Toros, bugünkü mevcut su miktarının İstanbul'a ancak 2 ay yetebileceğini vurgulayarak, "Yağışlı dönemin geliyor olmasıyla barajlardaki su miktarı artmaya başlayacaktır. Nisan, mayıs aylarına kadar barajlardaki su dolmaya devam edecektir. Bu yağışlar kalıcı çözüm olmasa bile en azından kısa vadede İstanbul'un su sorununu çözmüş oluyor." ifadelerini kullandı.
![]()
"BARAJLARIN TAMAMI DOLU OLSA İSTANBUL'A 10 AY YETEBİLİYOR"
Yağış sürecinin iyi değerlendirilmesi gerektiğine dile getiren Toros, yağmur hasadı kültürünün kazandırılması konusunda çalışmalar yapılması gerektiğini kaydetti.
Toros, yağışlarla ilgili geleceğe dönük uzun vadeli değerlendirme yapmanın sağlıklı veriler ortaya koymayacağını belirterek, "İstanbul'un yıllık su tüketimi 1 milyar 100 milyon metreküp. Bizim barajlarımız tamamen dolu olsa bile 900 milyon metreküp su dolduramıyor, toplam kapasite 800 milyon küsur metreküp. Dolayısıyla barajların tamamı dolu olsa bile yağış olmadığı zaman bu su miktarı İstanbul'a 10 ay yetebiliyor. İstanbul gibi birçok şehrimizde kapasiteler yetmediği için var olan kaynakları daha tasarruflu nasıl kullanabiliriz diye çalışmalar yapmamız gerekiyor." değerlendirmesini paylaştı.
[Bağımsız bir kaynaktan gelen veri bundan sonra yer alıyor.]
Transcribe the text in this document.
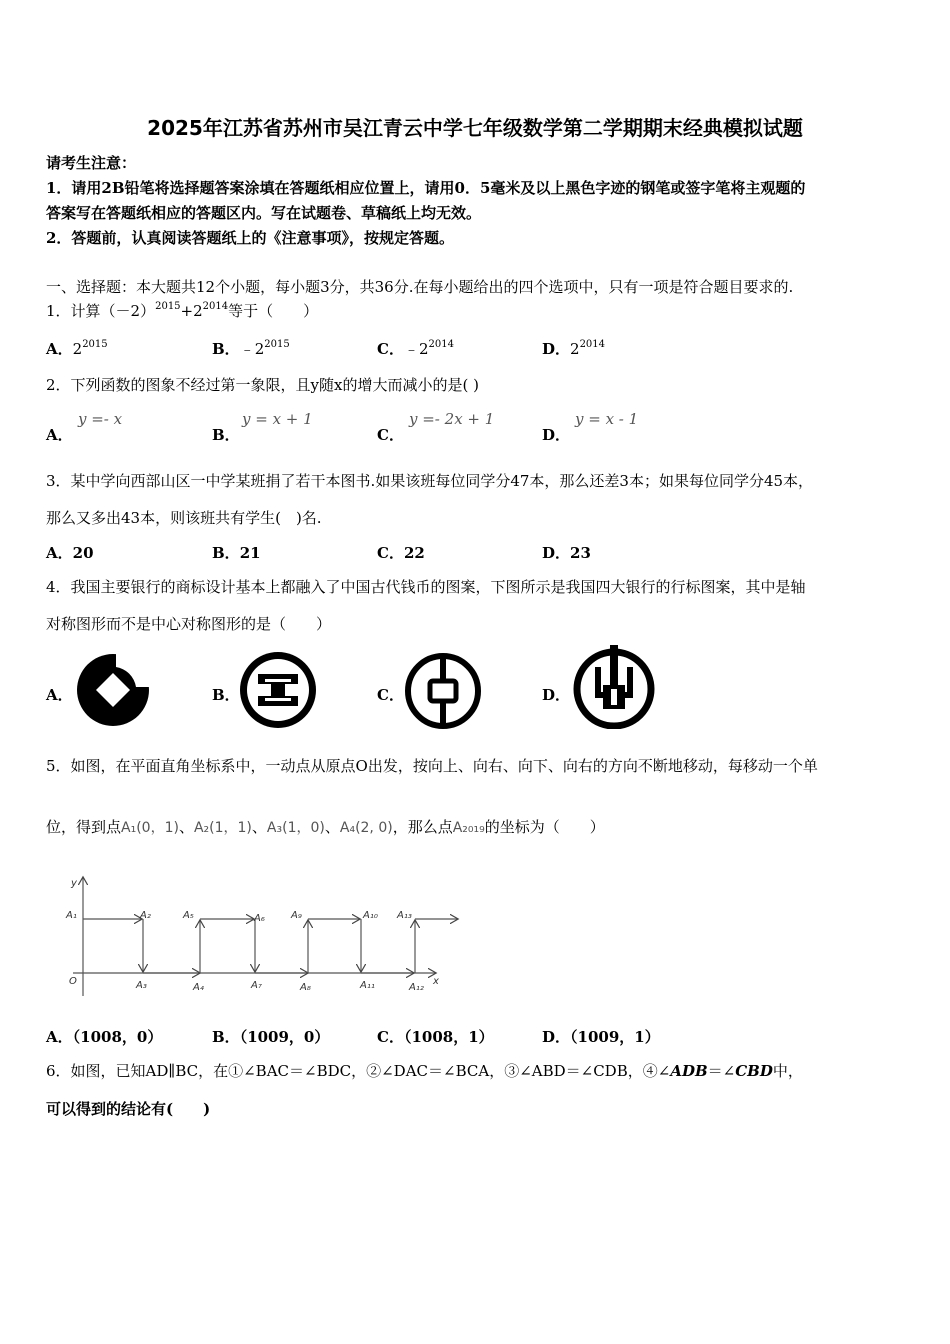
2025年江苏省苏州市吴江青云中学七年级数学第二学期期末经典模拟试题
请考生注意：
1．请用2B铅笔将选择题答案涂填在答题纸相应位置上，请用0．5毫米及以上黑色字迹的钢笔或签字笔将主观题的
答案写在答题纸相应的答题区内。写在试题卷、草稿纸上均无效。
2．答题前，认真阅读答题纸上的《注意事项》，按规定答题。
一、选择题：本大题共12个小题，每小题3分，共36分.在每小题给出的四个选项中，只有一项是符合题目要求的.
1．计算$(-2)^{2015}+2^{2014}$等于（　　）
A．$2^{2015}$	B．$﹣2^{2015}$	C．$﹣2^{2014}$	D．$2^{2014}$
2．下列函数的图象不经过第一象限，且y随x的增大而减小的是( )
A．
y =- x
B．
y = x + 1
C．
y =- 2x + 1
D．
y = x - 1
3．某中学向西部山区一中学某班捐了若干本图书.如果该班每位同学分47本，那么还差3本；如果每位同学分45本，
那么又多出43本，则该班共有学生(　)名.
A．20	B．21	C．22	D．23
4．我国主要银行的商标设计基本上都融入了中国古代钱币的图案，下图所示是我国四大银行的行标图案，其中是轴
对称图形而不是中心对称图形的是（　　）
A．	B．	C．	D．
5．如图，在平面直角坐标系中，一动点从原点O出发，按向上、向右、向下、向右的方向不断地移动，每移动一个单
位，得到点A₁(0，1)、A₂(1，1)、A₃(1，0)、A₄(2, 0)，那么点A₂₀₁₉的坐标为（　　）
y
x
O
A₁	A₂	A₅	A₆	A₉	A₁₀ A₁₃
A₃	A₄	A₇	A₈	A₁₁	A₁₂
A．（1008，0）	B．（1009，0）	C．（1008，1）	D．（1009，1）
6．如图，已知AD∥BC，在①∠BAC＝∠BDC，②∠DAC＝∠BCA，③∠ABD＝∠CDB，④∠ADB＝∠CBD中，
可以得到的结论有(　　)
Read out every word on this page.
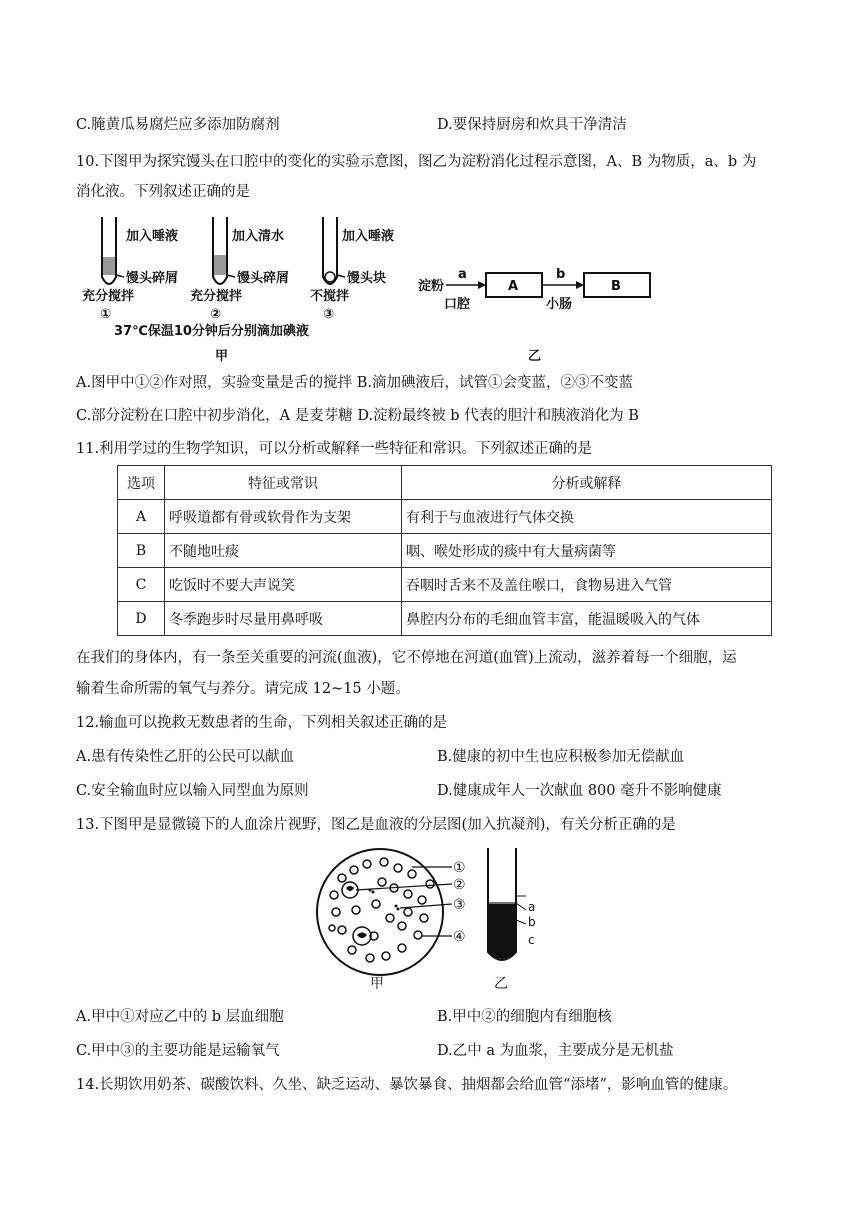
C.腌黄瓜易腐烂应多添加防腐剂	D.要保持厨房和炊具干净清洁
10.下图甲为探究馒头在口腔中的变化的实验示意图，图乙为淀粉消化过程示意图，A、B 为物质，a、b 为
消化液。下列叙述正确的是
加入唾液
馒头碎屑
充分搅拌
①
加入清水
馒头碎屑
充分搅拌
②
加入唾液
馒头块
不搅拌
③
37℃保温10分钟后分别滴加碘液
甲
淀粉
a
口腔
A
b
小肠
B
乙
A.图甲中①②作对照，实验变量是舌的搅拌 B.滴加碘液后，试管①会变蓝，②③不变蓝
C.部分淀粉在口腔中初步消化，A 是麦芽糖 D.淀粉最终被 b 代表的胆汁和胰液消化为 B
11.利用学过的生物学知识，可以分析或解释一些特征和常识。下列叙述正确的是
选项	特征或常识	分析或解释
A	呼吸道都有骨或软骨作为支架	有利于与血液进行气体交换
B	不随地吐痰	咽、喉处形成的痰中有大量病菌等
C	吃饭时不要大声说笑	吞咽时舌来不及盖住喉口，食物易进入气管
D	冬季跑步时尽量用鼻呼吸	鼻腔内分布的毛细血管丰富，能温暖吸入的气体
在我们的身体内，有一条至关重要的河流(血液)，它不停地在河道(血管)上流动，滋养着每一个细胞，运
输着生命所需的氧气与养分。请完成 12~15 小题。
12.输血可以挽救无数患者的生命，下列相关叙述正确的是
A.患有传染性乙肝的公民可以献血	B.健康的初中生也应积极参加无偿献血
C.安全输血时应以输入同型血为原则	D.健康成年人一次献血 800 毫升不影响健康
13.下图甲是显微镜下的人血涂片视野，图乙是血液的分层图(加入抗凝剂)，有关分析正确的是
①
②
③
④
甲
a
b
c
乙
A.甲中①对应乙中的 b 层血细胞	B.甲中②的细胞内有细胞核
C.甲中③的主要功能是运输氧气	D.乙中 a 为血浆，主要成分是无机盐
14.长期饮用奶茶、碳酸饮料、久坐、缺乏运动、暴饮暴食、抽烟都会给血管“添堵”，影响血管的健康。
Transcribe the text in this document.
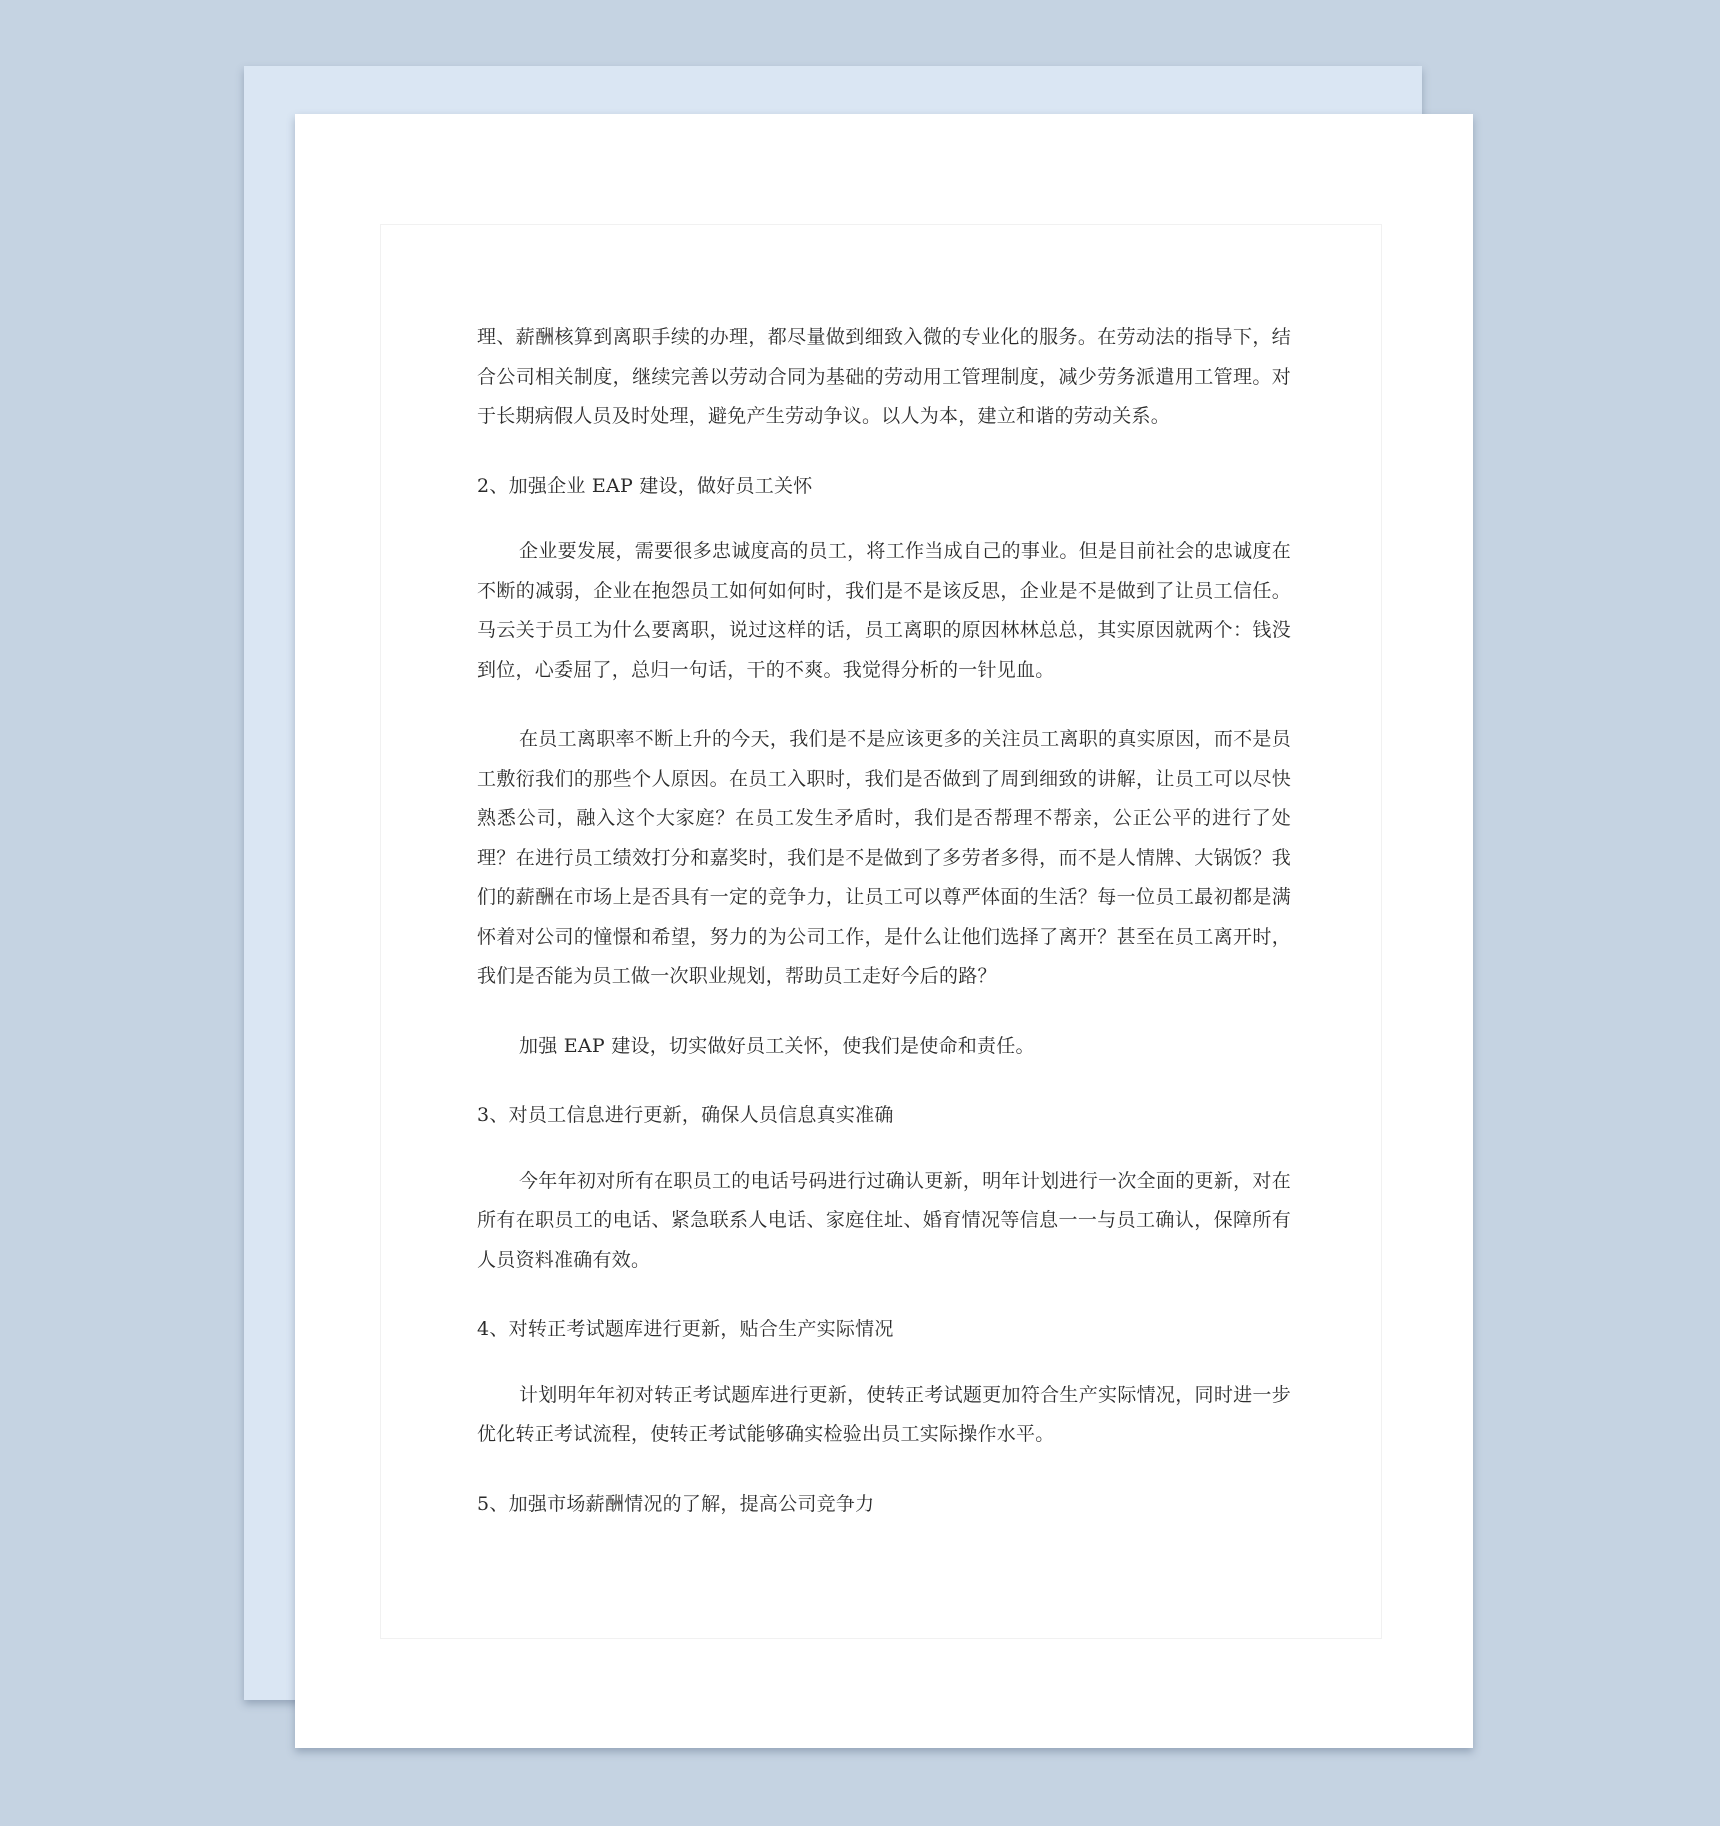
理、薪酬核算到离职手续的办理，都尽量做到细致入微的专业化的服务。在劳动法的指导下，结合公司相关制度，继续完善以劳动合同为基础的劳动用工管理制度，减少劳务派遣用工管理。对于长期病假人员及时处理，避免产生劳动争议。以人为本，建立和谐的劳动关系。

2、加强企业 EAP 建设，做好员工关怀

企业要发展，需要很多忠诚度高的员工，将工作当成自己的事业。但是目前社会的忠诚度在不断的减弱，企业在抱怨员工如何如何时，我们是不是该反思，企业是不是做到了让员工信任。马云关于员工为什么要离职，说过这样的话，员工离职的原因林林总总，其实原因就两个：钱没到位，心委屈了，总归一句话，干的不爽。我觉得分析的一针见血。

在员工离职率不断上升的今天，我们是不是应该更多的关注员工离职的真实原因，而不是员工敷衍我们的那些个人原因。在员工入职时，我们是否做到了周到细致的讲解，让员工可以尽快熟悉公司，融入这个大家庭？在员工发生矛盾时，我们是否帮理不帮亲，公正公平的进行了处理？在进行员工绩效打分和嘉奖时，我们是不是做到了多劳者多得，而不是人情牌、大锅饭？我们的薪酬在市场上是否具有一定的竞争力，让员工可以尊严体面的生活？每一位员工最初都是满怀着对公司的憧憬和希望，努力的为公司工作，是什么让他们选择了离开？甚至在员工离开时，我们是否能为员工做一次职业规划，帮助员工走好今后的路？

加强 EAP 建设，切实做好员工关怀，使我们是使命和责任。

3、对员工信息进行更新，确保人员信息真实准确

今年年初对所有在职员工的电话号码进行过确认更新，明年计划进行一次全面的更新，对在所有在职员工的电话、紧急联系人电话、家庭住址、婚育情况等信息一一与员工确认，保障所有人员资料准确有效。

4、对转正考试题库进行更新，贴合生产实际情况

计划明年年初对转正考试题库进行更新，使转正考试题更加符合生产实际情况，同时进一步优化转正考试流程，使转正考试能够确实检验出员工实际操作水平。

5、加强市场薪酬情况的了解，提高公司竞争力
İstanbul'da günlük kişi başı ortalama 200 litre su kullanıldığının altını çizen Toros, konuşmasını şöyle sürdürdü:
"Bunu bir şekilde 100 litreye düşürecek politikalar geliştirmemiz gerekiyor. Bunun da ekonomiye katkı, ülkenin ve şehirlerin çıkarları anlamında en önemli yöntemi kademeli ücretlendirme oluyor. 100 litreye kadar standart bir uygun fiyat, ondan sonraki süreçte kullanım arttıkça fiyatın da arttığı bir politikaya gidildiği zaman bu beraberinde su tasarrufu yapan teknolojilerin gelişimine de katkı sağlıyor. Vatandaşın su tasarrufu konusuna teşvikini de sağlamış oluyor. Vatandaş az kullanacağı için karlı duruma geçiyor, teknoloji geliştiren firmalar teknoloji geliştirdikleri için karlı duruma geçiyor, yönetimler de daha az su kullanıldığı için daha az yatırımla insanların su ihtiyacını karşılamış oluyorlar. Yani bu işten memnun kalmış oluyor."